The weekend of October 15th was my last chance to visit Irene and find out what was so very important. She was at work when I arrived so I parked at the hospital entrance and waited for her to finish work.
When she eventually came out she seemed tense, looking like she would burst into tears at any moment as she climbed into the car. She asked me to drive to a quiet spot where we could talk. I started the car and drove down the lane turning into the Presbyterian Church grounds and parked under the trees. It was already dark with a light rain was falling, the ground was covered in fallen leafs
I shut off the engine and turned to hear what she had to say. Years later I’d look back on this moment as an award winning performance. Irene burst into tears, holding her head in her hands. I had difficulty hearing what she was saying. Through the sobs and the tears she told me that she was pregnant, and that she didn’t know what to do. She was too afraid to tell her parents. They had been bitterly angry when she fell pregnant with Lorraine, this time they’d probably throw her out.
“You won’t be able to help me, ” she sobbed. “You’ll soon be far away in Canada. It’s my own fault. I should have been more careful. I’ve only myself to blame. Oh Lord! What will become of me? What will become of my poor wee Lorraine?”
I sat in utter silence, simply not knowing what to say. I was both stunned and surprised to learn that she was pregnant. How could it have happened? I’d always taken precautions. Irene said she’d been careful too, and then she burst into another fit of crying.
Through her tears she said that being careful didn’t matter because there was always a risk. She was going to great pains to assure me it was all her fault, telling me I shouldn’t feel guilty. But I was in turmoil, and my mind was spinning.
I couldn’t think clearly and didn’t know what to say. I was starting to feel the weight and responsibility of my actions. I saw myself as guilty, regardless of what Irene said. It never occurred to me to ask how she could be so sure she was pregnant after only a couple of weeks. She continued crying and sobbing and claiming her life was ruined. I was completely unaware of what was happening or where this was leading. I was too naïve to realize that pressure was being applied to push me into making a decision. All I wanted was this to be over, to start the car and leave this depressing place.
I desperately wanted to go for a pint and pretend none of this was happening. Irene was saying I shouldn’t worry. It was her problem. Somehow she’d work it out, maybe rent a small flat somewhere. She would raise Lorraine and the new baby by herself. When she went to work her sister Marie would probably look after the baby. Lorraine was starting school soon so she’d manage to cope.
But the 1960’s was a time when a man was expected to take responsibility for his actions. A time when a man was supposed to do the honourable thing. Those were the thoughts running through my mind as Irene relentlessly kept up the pressure.
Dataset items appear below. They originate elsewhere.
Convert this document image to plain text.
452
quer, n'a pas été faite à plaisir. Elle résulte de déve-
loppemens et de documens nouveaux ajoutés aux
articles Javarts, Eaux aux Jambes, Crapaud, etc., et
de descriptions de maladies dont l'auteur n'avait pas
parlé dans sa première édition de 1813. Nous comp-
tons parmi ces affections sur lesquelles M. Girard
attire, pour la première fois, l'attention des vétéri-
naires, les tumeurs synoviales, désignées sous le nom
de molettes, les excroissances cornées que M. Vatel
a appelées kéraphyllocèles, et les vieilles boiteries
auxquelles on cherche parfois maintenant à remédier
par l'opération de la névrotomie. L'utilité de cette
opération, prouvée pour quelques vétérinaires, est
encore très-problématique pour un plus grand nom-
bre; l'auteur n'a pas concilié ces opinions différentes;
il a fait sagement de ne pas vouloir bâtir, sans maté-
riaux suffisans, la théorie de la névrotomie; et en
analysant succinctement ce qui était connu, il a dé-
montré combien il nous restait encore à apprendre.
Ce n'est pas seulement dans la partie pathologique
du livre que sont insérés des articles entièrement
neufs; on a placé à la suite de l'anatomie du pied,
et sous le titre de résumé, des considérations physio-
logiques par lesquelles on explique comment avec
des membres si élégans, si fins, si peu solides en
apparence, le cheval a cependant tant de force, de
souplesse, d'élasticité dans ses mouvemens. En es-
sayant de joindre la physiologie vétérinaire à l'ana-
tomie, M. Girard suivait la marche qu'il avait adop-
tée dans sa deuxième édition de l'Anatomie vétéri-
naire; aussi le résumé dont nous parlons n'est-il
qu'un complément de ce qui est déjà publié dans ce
I was struggling. Then, without any real conviction, I blurted out that perhaps we could get married. And immediately I realized I had just said what Irene wanted me to say. And now it was too late. I couldn’t take it back. In that instant the atmosphere in the car changed and I was smothered in kisses and hugs. Irene had successfully accomplished her mission.
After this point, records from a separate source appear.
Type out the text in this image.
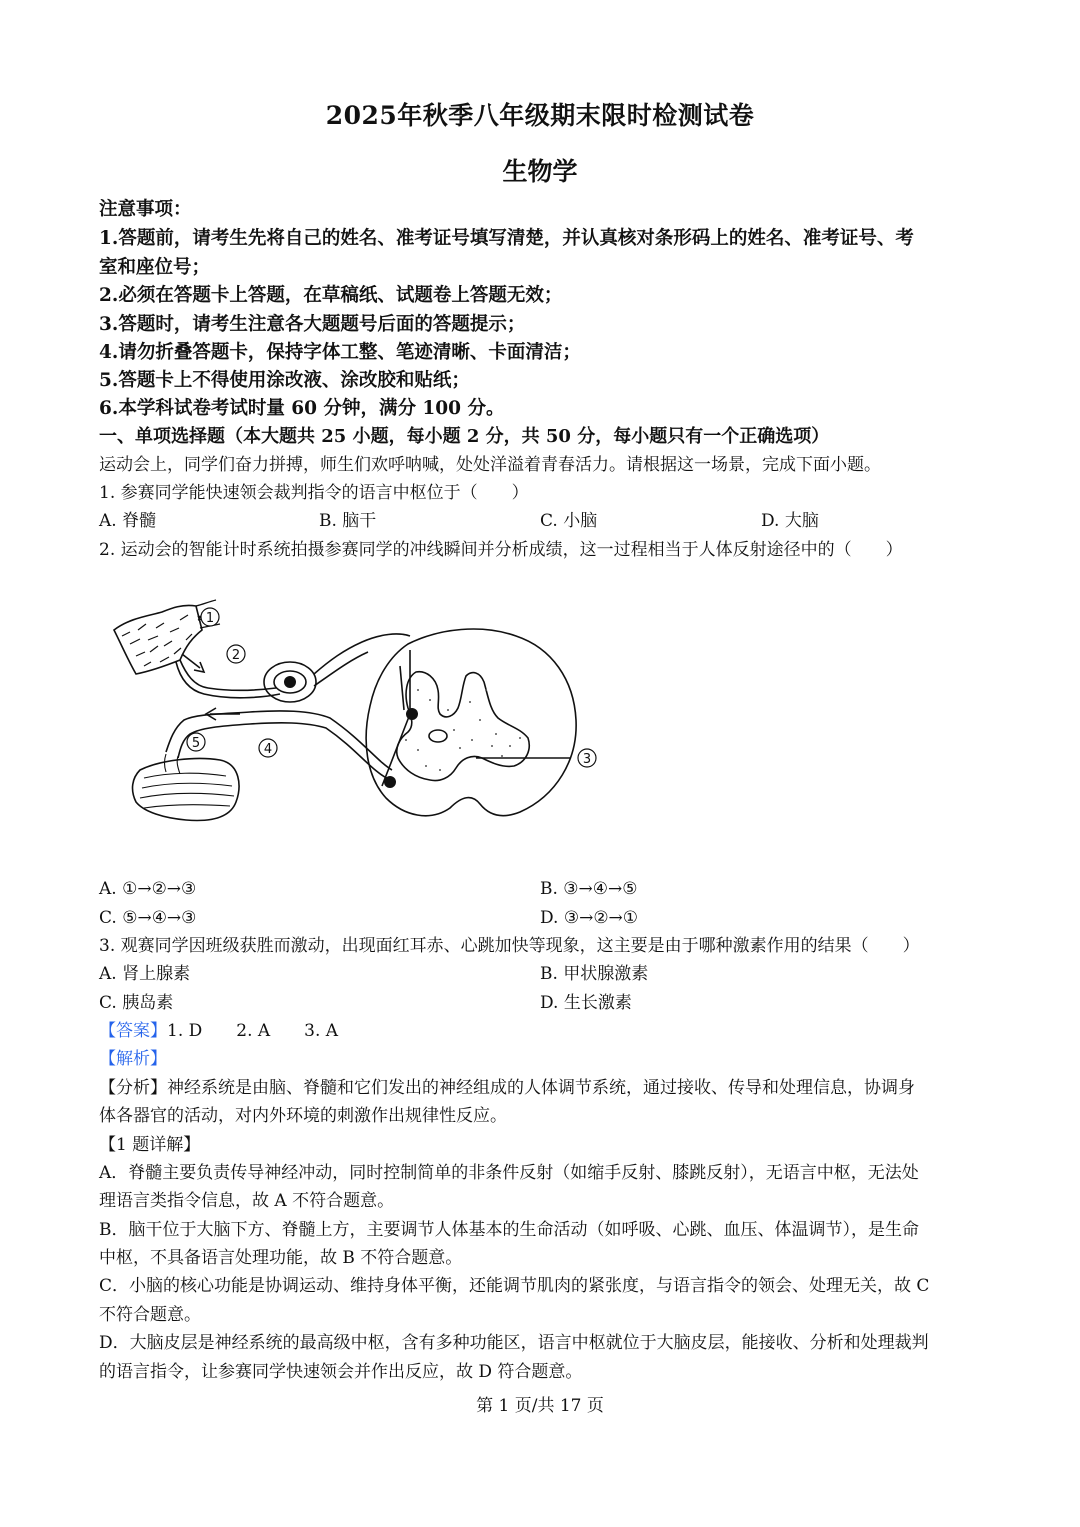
2025年秋季八年级期末限时检测试卷
生物学
注意事项：
1.答题前，请考生先将自己的姓名、准考证号填写清楚，并认真核对条形码上的姓名、准考证号、考
室和座位号；
2.必须在答题卡上答题，在草稿纸、试题卷上答题无效；
3.答题时，请考生注意各大题题号后面的答题提示；
4.请勿折叠答题卡，保持字体工整、笔迹清晰、卡面清洁；
5.答题卡上不得使用涂改液、涂改胶和贴纸；
6.本学科试卷考试时量 60 分钟，满分 100 分。
一、单项选择题（本大题共 25 小题，每小题 2 分，共 50 分，每小题只有一个正确选项）
运动会上，同学们奋力拼搏，师生们欢呼呐喊，处处洋溢着青春活力。请根据这一场景，完成下面小题。
1. 参赛同学能快速领会裁判指令的语言中枢位于（　　）
A. 脊髓	B. 脑干	C. 小脑	D. 大脑
2. 运动会的智能计时系统拍摄参赛同学的冲线瞬间并分析成绩，这一过程相当于人体反射途径中的（　　）
1
2
3
4
5
A. ①→②→③	B. ③→④→⑤
C. ⑤→④→③	D. ③→②→①
3. 观赛同学因班级获胜而激动，出现面红耳赤、心跳加快等现象，这主要是由于哪种激素作用的结果（　　）
A. 肾上腺素	B. 甲状腺激素
C. 胰岛素	D. 生长激素
【答案】1. D　　2. A　　3. A
【解析】
【分析】神经系统是由脑、脊髓和它们发出的神经组成的人体调节系统，通过接收、传导和处理信息，协调身
体各器官的活动，对内外环境的刺激作出规律性反应。
【1 题详解】
A．脊髓主要负责传导神经冲动，同时控制简单的非条件反射（如缩手反射、膝跳反射），无语言中枢，无法处
理语言类指令信息，故 A 不符合题意。
B．脑干位于大脑下方、脊髓上方，主要调节人体基本的生命活动（如呼吸、心跳、血压、体温调节），是生命
中枢，不具备语言处理功能，故 B 不符合题意。
C．小脑的核心功能是协调运动、维持身体平衡，还能调节肌肉的紧张度，与语言指令的领会、处理无关，故 C
不符合题意。
D．大脑皮层是神经系统的最高级中枢，含有多种功能区，语言中枢就位于大脑皮层，能接收、分析和处理裁判
的语言指令，让参赛同学快速领会并作出反应，故 D 符合题意。
第 1 页/共 17 页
On the 26th November I caught the night train to Glasgow. I was on leave until the 10th December. The wedding was set for Saturday the 29th November at 2pm. Irene had arranged for her brother Angus to stand as my best man, and my sisters May and Anna travelled over from Belfast.
I arrived at the church about fifteen minutes before the ceremony was set to begin. The organ began playing the wedding march as I stood at the altar, and I wished I could just disappear. My head was spinning. This was something I did not want to do. As Irene approached down the aisle I was thinking of running out of the church. But my feet remained firmly rooted to the floor.
Ten minutes later I was married.
After the reception we were driven to the hotel in Minard, the same place Michael and Marie had spent their wedding night two years earlier.
On the Sunday morning we caught the bus into Glasgow. Irene had arranged for us to stay overnight with relatives as we were leaving early on Monday for the Stranraer ferry to Belfast.
I awoke the next morning to an empty house. The family had already left for work. When Irene appeared a few minutes later she looked pale and distraught. Tearfully she began to explain how she had just miscarried while sitting on the toilet. She went on to describe the tiny body with its little arms and legs. She said she had no choice but to flush the toilet.
I knew less about a miscarriage than I did about the female menstrual cycle, but I did have the sense to suggest that we should go to the hospital for her to be checked over. Irene said no she was okay. She added that the miscarriage was probably caused by the excitement of the wedding. ( It is now probably becoming clear why I titled this blog Stupid Stupid Stupid)
So Christmas 1963 and the next five would not be what I would consider Happy Christmases. Irene however, appeared very happy.